Continuing Effect of a Congressional Subpoena Following the Adjournment of Congress

A congressional subpoena lacks present force and effect after the adjournment sine die of a Congress, and it therefore imposes no continuing duty to comply with its directives; similarly, it will not support the continued exercise by Congress of the power to punish for contempt.

Judicial construction of the procedure by which a congressional committee’s contempt citation is certified for prosecution under 2 U.S.C. § 192 indicates that it would require action by the whole House and not simply the Speaker if the contempt occurs while Congress is in session. Accordingly, if the contempt in this case were not reported to the House while it was still in session, or if the House failed to act on the resolution, the citation would die upon Congress’ adjournment and be of no further force and effect.

If a successor committee in the subsequent Congress brought a civil action to enforce the prior committee’s subpoena, its success might depend upon whether the court viewed the prior subpoena and refusal to comply as a historical fact whose validity could not now be adjudicated. This rationale would support an action for declaratory relief, but not one for injunctive relief.

Presidential Authority to Permit the Withdrawal of Iranian Assets Now in the Federal Reserve Bank

In order to allow Iran to withdraw its assets in the Federal Reserve Bank, the President has the power, under the International Emergency Economic Powers Act (IEEPA), to nullify existing attachments licensed under the Iranian Assets Control Regulations.  Since in consenting to attachments against the blocked Iranian assets the Government reserved the right to revoke its consent at any time, their nullification does not constitute a compensable taking of private property.

The Federal Reserve Bank may release Iranian assets which have been attached but are not yet subject to a licensed final judgment, in reliance on the Presidents’ action under the IEEPA, without applying to the court to vacate its attachment orders.  The considerations which ordinarily mandate compliance with court orders would not justify a contempt citation where the conduct in question has been clearly mandated by supervening executive action, where compliance would defeat the President’s exercise of his emergency power under the IEEPA, and where the IEEPA itself provides an express exception to contempt liability for compliance with an order issued under its authority.

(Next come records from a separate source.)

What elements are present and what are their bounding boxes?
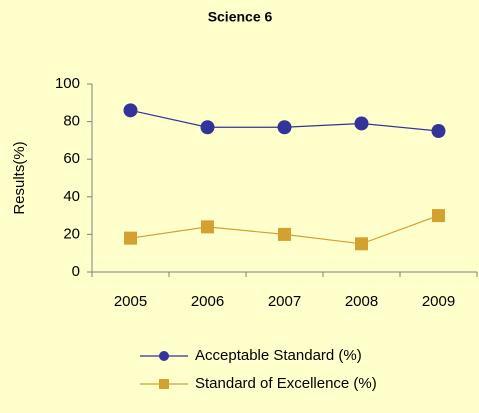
data-point — [355, 237, 368, 251]
chart-title: Science 6 — [208, 9, 273, 25]
legend-label: Acceptable Standard (%) — [195, 347, 362, 364]
data-point — [123, 103, 138, 118]
data-point — [431, 124, 446, 138]
data-point — [277, 120, 292, 135]
y-tick-label: 60 — [63, 150, 80, 167]
data-point — [354, 116, 369, 131]
x-tick-label: 2007 — [268, 293, 301, 310]
y-tick-label: 40 — [63, 188, 80, 205]
legend-label: Standard of Excellence (%) — [195, 375, 377, 392]
y-tick-label: 80 — [63, 113, 80, 130]
y-tick-label: 0 — [72, 263, 80, 280]
data-point — [432, 209, 445, 223]
y-tick-label: 100 — [55, 75, 80, 92]
data-point — [278, 227, 291, 241]
data-point — [201, 220, 214, 234]
data-point — [200, 120, 215, 135]
y-tick-label: 20 — [63, 225, 80, 242]
legend-marker — [159, 351, 169, 361]
legend-marker — [159, 379, 169, 389]
x-tick-label: 2008 — [345, 293, 378, 310]
x-tick-label: 2006 — [191, 293, 224, 310]
x-tick-label: 2005 — [114, 293, 147, 310]
y-axis-label: Results(%) — [11, 141, 28, 214]
data-point — [124, 231, 137, 245]
x-tick-label: 2009 — [422, 293, 455, 310]
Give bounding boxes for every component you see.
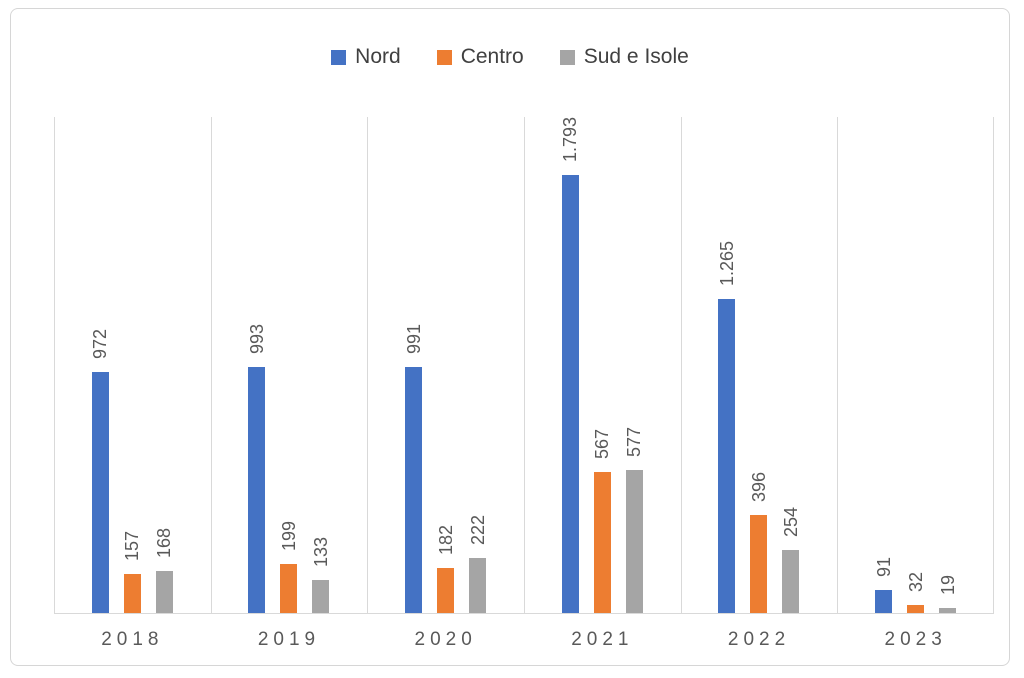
bar-value-label: 567: [592, 429, 613, 460]
legend-label: Sud e Isole: [583, 45, 689, 68]
bar-wrap: 991: [403, 117, 425, 613]
bar-wrap: 133: [310, 117, 332, 613]
legend-swatch-icon: [331, 49, 347, 65]
plot-area: 972 157 168 993 199 133 991 182 222 1.793 567 577 1.…: [54, 117, 994, 614]
bar-wrap: 32: [905, 117, 927, 613]
bar-group-2021: 1.793 567 577: [524, 117, 681, 613]
bar-sud-e-isole-2023: [939, 608, 957, 613]
bar-centro-2020: [437, 567, 455, 613]
gridline: [680, 117, 682, 613]
bar-group-2020: 991 182 222: [367, 117, 524, 613]
x-axis-label-2021: 2021: [571, 629, 634, 650]
bar-wrap: 396: [748, 117, 770, 613]
gridline: [993, 117, 994, 613]
bar-sud-e-isole-2018: [155, 571, 173, 613]
x-axis-label-2018: 2018: [101, 629, 164, 650]
legend-swatch-icon: [559, 49, 575, 65]
bar-wrap: 168: [153, 117, 175, 613]
bar-sud-e-isole-2020: [469, 557, 487, 613]
bar-nord-2023: [875, 590, 893, 613]
x-axis-label-2019: 2019: [257, 629, 321, 650]
bar-value-label: 222: [467, 514, 488, 545]
gridline: [367, 117, 369, 613]
legend-item-centro: Centro: [436, 45, 524, 69]
gridline: [54, 117, 55, 613]
bar-wrap: 993: [246, 117, 268, 613]
x-axis-label-2020: 2020: [414, 629, 477, 650]
bar-group-2023: 91 32 19: [837, 117, 994, 613]
bar-centro-2021: [593, 472, 611, 613]
bar-wrap: 199: [278, 117, 300, 613]
bar-value-label: 991: [403, 324, 424, 355]
bar-wrap: 222: [467, 117, 489, 613]
bar-value-label: 168: [154, 528, 175, 559]
bar-wrap: 972: [89, 117, 111, 613]
bar-value-label: 182: [435, 524, 456, 555]
bar-centro-2018: [123, 574, 141, 613]
bar-wrap: 182: [435, 117, 457, 613]
bar-value-label: 993: [246, 323, 267, 354]
gridline: [210, 117, 212, 613]
bar-value-label: 254: [780, 506, 801, 538]
bar-value-label: 972: [90, 328, 111, 359]
bar-wrap: 1.793: [559, 117, 581, 613]
x-axis: 2018 2019 2020 2021 2022 2023: [54, 629, 994, 651]
bar-value-label: 32: [905, 572, 926, 593]
bar-value-label: 1.265: [716, 241, 737, 287]
bar-value-label: 91: [873, 557, 894, 578]
bar-centro-2022: [750, 514, 768, 613]
bar-wrap: 19: [937, 117, 959, 613]
bar-value-label: 199: [278, 520, 299, 551]
bar-group-2019: 993 199 133: [211, 117, 368, 613]
bar-sud-e-isole-2021: [625, 469, 643, 613]
bar-value-label: 577: [624, 426, 645, 457]
legend-label: Centro: [460, 45, 524, 68]
bar-nord-2021: [561, 175, 579, 613]
chart-frame: Nord Centro Sud e Isole 972 157 168 993 199 133…: [10, 8, 1010, 666]
bar-wrap: 157: [121, 117, 143, 613]
bar-nord-2018: [91, 371, 109, 613]
bar-value-label: 157: [122, 531, 143, 562]
bar-group-2018: 972 157 168: [54, 117, 211, 613]
legend-label: Nord: [355, 45, 401, 68]
bar-wrap: 1.265: [716, 117, 738, 613]
bar-value-label: 19: [937, 575, 958, 596]
gridline: [524, 117, 525, 613]
bar-nord-2022: [718, 299, 736, 613]
bar-group-2022: 1.265 396 254: [681, 117, 838, 613]
x-axis-label-2023: 2023: [884, 629, 947, 650]
chart-legend: Nord Centro Sud e Isole: [11, 45, 1009, 69]
bar-sud-e-isole-2022: [782, 550, 800, 613]
x-axis-label-2022: 2022: [727, 629, 791, 650]
bar-value-label: 1.793: [560, 117, 581, 163]
bar-value-label: 133: [310, 536, 331, 568]
bar-centro-2023: [907, 605, 925, 613]
bar-sud-e-isole-2019: [312, 580, 330, 613]
bar-nord-2020: [405, 367, 423, 613]
bar-wrap: 91: [873, 117, 895, 613]
bar-wrap: 567: [591, 117, 613, 613]
bar-value-label: 396: [748, 471, 769, 502]
legend-item-nord: Nord: [331, 45, 401, 69]
bar-centro-2019: [280, 563, 298, 613]
bar-nord-2019: [248, 366, 266, 613]
bar-wrap: 254: [780, 117, 802, 613]
legend-swatch-icon: [436, 49, 452, 65]
bar-wrap: 577: [623, 117, 645, 613]
gridline: [837, 117, 839, 613]
legend-item-sud-e-isole: Sud e Isole: [559, 45, 689, 69]
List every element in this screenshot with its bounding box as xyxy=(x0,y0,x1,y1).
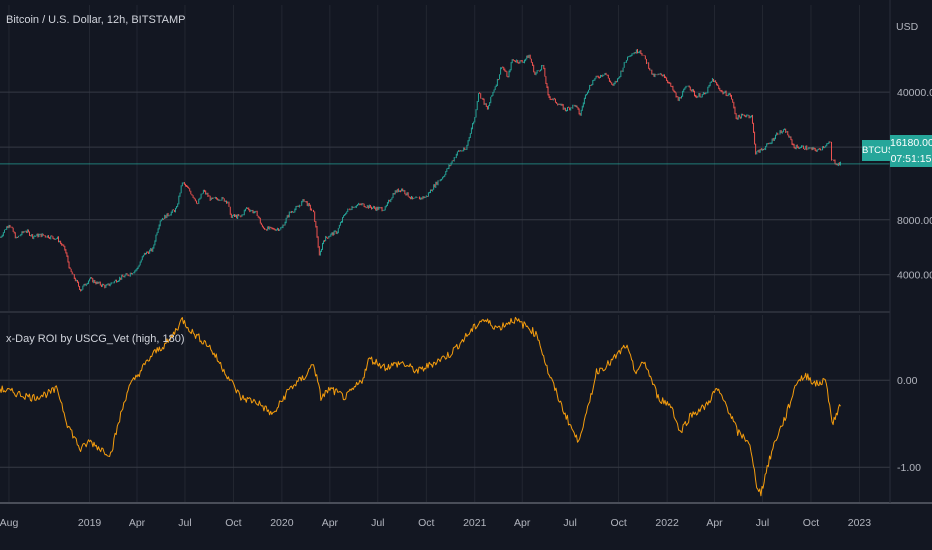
x-tick-label: Apr xyxy=(322,517,339,529)
x-tick-label: Apr xyxy=(706,517,723,529)
x-tick-label: Oct xyxy=(418,517,434,529)
y-tick-label: 8000.00 xyxy=(897,215,932,227)
x-tick-label: 2023 xyxy=(848,517,872,529)
symbol-badge[interactable]: BTCUSD xyxy=(862,140,901,161)
x-tick-label: Aug xyxy=(0,517,18,529)
price-scale-unit: USD xyxy=(896,21,919,33)
countdown-label: 07:51:15 xyxy=(890,151,932,167)
y-tick-label: 4000.00 xyxy=(897,270,932,282)
x-tick-label: Oct xyxy=(803,517,819,529)
x-tick-label: Jul xyxy=(178,517,191,529)
main-pane-grid xyxy=(0,5,890,312)
btc-price-series xyxy=(0,49,841,292)
roi-line xyxy=(0,316,841,497)
x-tick-label: 2019 xyxy=(78,517,102,529)
last-price-label: 16180.00 xyxy=(890,135,932,151)
roi-series xyxy=(0,316,841,497)
x-tick-label: Oct xyxy=(225,517,241,529)
x-tick-label: Oct xyxy=(610,517,626,529)
x-tick-label: 2021 xyxy=(463,517,487,529)
y-tick-label: -1.00 xyxy=(897,462,921,474)
y-tick-label: 0.00 xyxy=(897,375,918,387)
x-tick-label: Jul xyxy=(371,517,384,529)
x-tick-label: 2020 xyxy=(270,517,294,529)
x-tick-label: Apr xyxy=(514,517,531,529)
y-tick-label: 40000.00 xyxy=(897,87,932,99)
indicator-pane-title[interactable]: x-Day ROI by USCG_Vet (high, 180) xyxy=(6,333,185,345)
indicator-pane-grid xyxy=(0,315,890,502)
x-tick-label: Apr xyxy=(129,517,146,529)
x-tick-label: Jul xyxy=(756,517,769,529)
x-tick-label: Jul xyxy=(563,517,576,529)
x-tick-label: 2022 xyxy=(655,517,679,529)
indicator-y-axis[interactable]: 0.00 -1.00 xyxy=(897,375,921,474)
main-pane-title[interactable]: Bitcoin / U.S. Dollar, 12h, BITSTAMP xyxy=(6,14,186,26)
time-axis[interactable]: Aug 2019 Apr Jul Oct 2020 Apr Jul Oct 2021 Apr Jul O… xyxy=(0,517,871,529)
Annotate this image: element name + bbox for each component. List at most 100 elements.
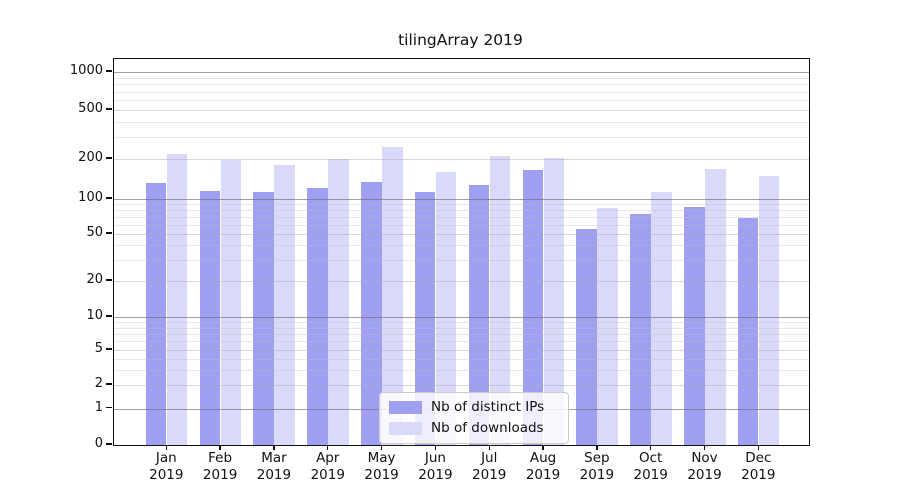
x-tick-mark-dec	[757, 445, 759, 450]
bar-downloads-dec	[758, 176, 780, 445]
x-tick-year: 2019	[525, 467, 561, 483]
bar-ips-jun	[414, 191, 436, 445]
gridline-900	[114, 77, 809, 79]
x-tick-label-jun: Jun 2019	[403, 450, 467, 484]
gridline-10	[114, 317, 809, 318]
x-tick-mark-jun	[434, 445, 437, 450]
legend-label-downloads: Nb of downloads	[431, 420, 544, 436]
bar-ips-dec	[737, 218, 759, 445]
y-tick-mark-1	[106, 406, 112, 409]
bar-ips-apr	[307, 188, 328, 445]
bar-downloads-sep	[597, 207, 618, 445]
x-tick-label-may: May 2019	[350, 450, 414, 484]
bar-ips-may	[361, 182, 382, 445]
gridline-50	[114, 234, 809, 235]
y-tick-label-1: 1	[94, 399, 103, 415]
x-tick-year: 2019	[579, 467, 615, 483]
gridline-800	[114, 84, 809, 86]
x-tick-mark-sep	[596, 445, 598, 450]
plot-area: Nb of distinct IPs Nb of downloads	[113, 58, 810, 446]
legend-item-distinct-ips: Nb of distinct IPs	[389, 399, 559, 415]
y-tick-label-10: 10	[86, 308, 103, 323]
y-tick-label-500: 500	[78, 101, 103, 116]
gridline-8	[114, 327, 809, 329]
y-tick-label-100: 100	[78, 190, 103, 205]
bar-ips-oct	[630, 213, 651, 445]
y-tick-label-0: 0	[94, 436, 103, 451]
legend-item-downloads: Nb of downloads	[389, 420, 559, 436]
x-tick-label-nov: Nov 2019	[673, 450, 737, 484]
bar-downloads-may	[382, 147, 403, 445]
bar-ips-jul	[468, 184, 490, 445]
x-tick-label-mar: Mar 2019	[242, 450, 306, 484]
gridline-100	[114, 199, 809, 200]
legend: Nb of distinct IPs Nb of downloads	[379, 392, 569, 444]
x-tick-year: 2019	[687, 467, 722, 483]
bar-downloads-apr	[328, 159, 349, 445]
x-tick-month: Aug	[529, 450, 557, 466]
gridline-600	[114, 100, 809, 101]
x-tick-month: May	[367, 450, 396, 466]
x-tick-month: Oct	[639, 450, 663, 466]
y-tick-label-200: 200	[78, 150, 103, 165]
y-tick-mark-500	[106, 108, 112, 110]
bar-downloads-jan	[166, 154, 188, 445]
x-tick-year: 2019	[633, 467, 668, 483]
y-tick-mark-200	[106, 157, 112, 159]
bar-downloads-jul	[489, 156, 511, 445]
gridline-500	[114, 110, 809, 111]
chart-title: tilingArray 2019	[398, 31, 523, 49]
gridline-60	[114, 224, 809, 226]
x-tick-month: Jun	[424, 450, 446, 466]
x-tick-mark-aug	[542, 445, 544, 450]
gridline-5	[114, 350, 809, 351]
x-tick-mark-jan	[165, 445, 167, 450]
x-tick-label-sep: Sep 2019	[565, 450, 629, 484]
x-tick-mark-nov	[703, 445, 706, 450]
gridline-40	[114, 245, 809, 247]
x-tick-year: 2019	[741, 467, 776, 483]
gridline-6	[114, 341, 809, 343]
gridline-4	[114, 358, 809, 360]
x-tick-mark-oct	[649, 445, 652, 450]
y-tick-mark-50	[106, 232, 112, 234]
x-tick-month: Jul	[481, 450, 498, 466]
gridline-30	[114, 260, 809, 262]
bar-ips-nov	[684, 207, 705, 445]
x-tick-year: 2019	[256, 467, 292, 483]
x-tick-month: Feb	[208, 450, 233, 466]
x-tick-year: 2019	[418, 467, 453, 483]
x-tick-label-jan: Jan 2019	[134, 450, 198, 484]
x-tick-label-jul: Jul 2019	[457, 450, 521, 484]
y-tick-mark-20	[106, 279, 112, 281]
x-tick-month: Jan	[155, 450, 177, 466]
gridline-9	[114, 322, 809, 324]
x-tick-label-oct: Oct 2019	[619, 450, 683, 484]
x-tick-year: 2019	[364, 467, 399, 483]
gridline-200	[114, 159, 809, 160]
x-tick-label-dec: Dec 2019	[726, 450, 790, 484]
x-tick-month: Nov	[691, 450, 718, 466]
x-tick-mark-jul	[488, 445, 490, 450]
bar-downloads-oct	[651, 191, 672, 445]
bar-downloads-mar	[274, 165, 295, 445]
y-tick-label-1000: 1000	[69, 63, 103, 78]
bar-ips-aug	[522, 170, 544, 445]
legend-swatch-downloads	[389, 421, 422, 435]
gridline-3	[114, 369, 809, 371]
gridline-300	[114, 137, 809, 139]
x-tick-label-aug: Aug 2019	[511, 450, 575, 484]
legend-label-distinct-ips: Nb of distinct IPs	[431, 399, 545, 415]
legend-swatch-distinct-ips	[389, 400, 422, 414]
bar-downloads-nov	[705, 169, 726, 445]
y-tick-label-2: 2	[94, 376, 103, 391]
gridline-20	[114, 281, 809, 282]
y-tick-mark-0	[106, 443, 112, 445]
gridline-90	[114, 204, 809, 206]
y-tick-label-5: 5	[94, 341, 103, 356]
x-tick-year: 2019	[310, 467, 345, 483]
y-tick-mark-1000	[106, 70, 112, 72]
y-tick-label-50: 50	[86, 225, 103, 240]
x-tick-mark-may	[380, 445, 383, 450]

Where Congress has immunized good faith compliance with a presidential order issued under the IEEPA, the Federal Reserve Bank would not be held liable to disappointed attachment creditors even if the presidential orders nullifying the attachment orders were later held unlawful.  Nor is there any basis, in the Constitution or otherwise, on which creditors whose attachments were nullified would be likely to recover against the United States itself.